Fundamental changes are afoot at Wikipedia. Changes that have worrying connotations for the diversity of knowledge in the world's sixth most popular website.
Wikipedia, with a new initiative called Wikidata, is radically reconfiguring itself to take advantage of the "Semantic Web." Wikidata will create a collaborative database that is both machine readable and human editable and which will underpin a lot of knowledge that is presented in all 284 language versions of Wikipedia.
In other words, the encyclopaedia plans to become part of the movement from a mostly human-readable Web to a Web in which computers and software can better make sense of information.
This system becomes especially useful for facts that are embedded in a variety of pages. If Mitt Romney were to become President of the United States, there would be hundreds or thousands of pages in all of the language versions of Wikipedia that would need to be altered to reflect that fact. Wikidata would allow all of those references to be immediately updated after only one change in the central Wikidata repository.

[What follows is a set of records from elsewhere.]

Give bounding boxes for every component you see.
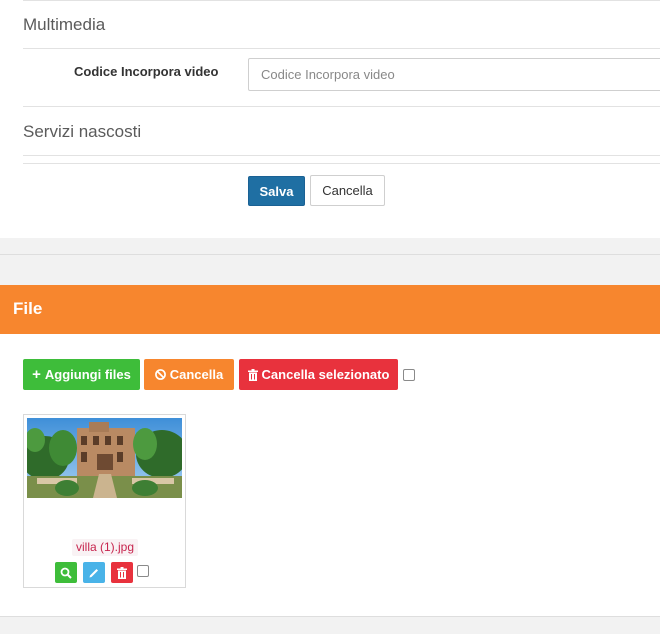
file-panel-body: + Aggiungi files Cancella Cancella selez… — [0, 334, 660, 616]
divider — [23, 163, 660, 164]
pencil-icon — [89, 568, 98, 577]
trash-icon — [117, 566, 127, 579]
select-all-checkbox[interactable] — [403, 369, 415, 381]
add-files-label: Aggiungi files — [44, 367, 131, 382]
hidden-services-heading: Servizi nascosti — [23, 122, 142, 141]
cancel-upload-button[interactable]: Cancella — [144, 359, 234, 390]
cancel-upload-label: Cancella — [169, 367, 224, 382]
villa-photo — [27, 418, 182, 498]
ban-icon — [154, 369, 166, 380]
divider — [23, 155, 660, 156]
add-files-button[interactable]: + Aggiungi files — [23, 359, 140, 390]
delete-selected-label: Cancella selezionato — [261, 367, 390, 382]
panel-separator — [0, 238, 660, 285]
divider — [23, 48, 660, 49]
file-thumbnail[interactable] — [27, 418, 182, 498]
panel-footer-separator — [0, 616, 660, 634]
delete-selected-button[interactable]: Cancella selezionato — [239, 359, 398, 390]
file-panel-title: File — [13, 299, 43, 318]
delete-file-button[interactable] — [111, 562, 133, 583]
edit-file-button[interactable] — [83, 562, 105, 583]
view-file-button[interactable] — [55, 562, 77, 583]
save-button[interactable]: Salva — [248, 176, 305, 206]
cancel-button[interactable]: Cancella — [310, 175, 385, 206]
divider — [23, 106, 660, 107]
search-icon — [60, 567, 72, 579]
file-name-label: villa (1).jpg — [72, 539, 139, 556]
video-code-label: Codice Incorpora video — [74, 64, 219, 79]
file-select-checkbox[interactable] — [137, 565, 149, 577]
form-panel: Multimedia Codice Incorpora video Serviz… — [0, 0, 660, 238]
file-card: villa (1).jpg — [23, 414, 186, 588]
multimedia-heading: Multimedia — [23, 15, 106, 34]
plus-icon: + — [32, 366, 41, 383]
file-panel-header: File — [0, 285, 660, 334]
trash-icon — [247, 368, 258, 381]
divider — [23, 0, 660, 1]
video-code-input[interactable] — [248, 58, 660, 91]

This is a highly significant and hugely important change to the ways that Wikipedia works. Until now, the Wikipedia community has never attempted any sort of consistency across all languages.
Look, for instance, at the Wikipedia pages about the Bronze Statue of Tallinn (a highly controversial moment in Estonia's history that sparked one of the world's first 'cyberwars' between Russia and Estonia). The Estonian and Russian versions of that article present interestingly different versions of the very same place and events. The Arabic and Hebrew articles about Hezbollah offer perhaps an even starker contrast of the ways in which different communities of editors agree on different types of representation and truths.
Research carried out independently by Brent Hecht, myself, and others has found that each language edition of Wikipedia represents encyclopaedic knowledge in highly diverse ways. Not only does each language edition include different sets of topics, but when several editions do cover the same topic, they often put their own, unique spin on the topic. In particular, the ability of each language edition to exist independently has allowed each language community to contextualize knowledge for its audience.
It is important that different communities are able to create and reproduce different truths and worldviews. And while certain truths are universal (Tokyo is described as a capital city in every language version that includes an article about Japan), others are more messy and unclear (e.g. should the population of Israel include occupied and contested territories?).
The reason that Wikidata marks such a significant moment in Wikipedia's history is the fact that it eliminates some of the scope for culturally contingent representations of places, processes, people, and events. However, even more concerning is that fact that this sort of congealed and structured knowledge is unlikely to reflect the opinions and beliefs of traditionally marginalized groups.
We know that Wikipedia is a highly uneven platform. We know that not only is there not a lot of content created from the developing world, but there also isn't a lot of content created about the developing world. And we also, even within the developed world, a majority of edits are still made by a small core of (largely young, white, male, and well-educated) people. For instance, there are more edits that originate in Hong Kong than all of Africa combined; and there are many times more edits to the English-language article about child birth by men than women.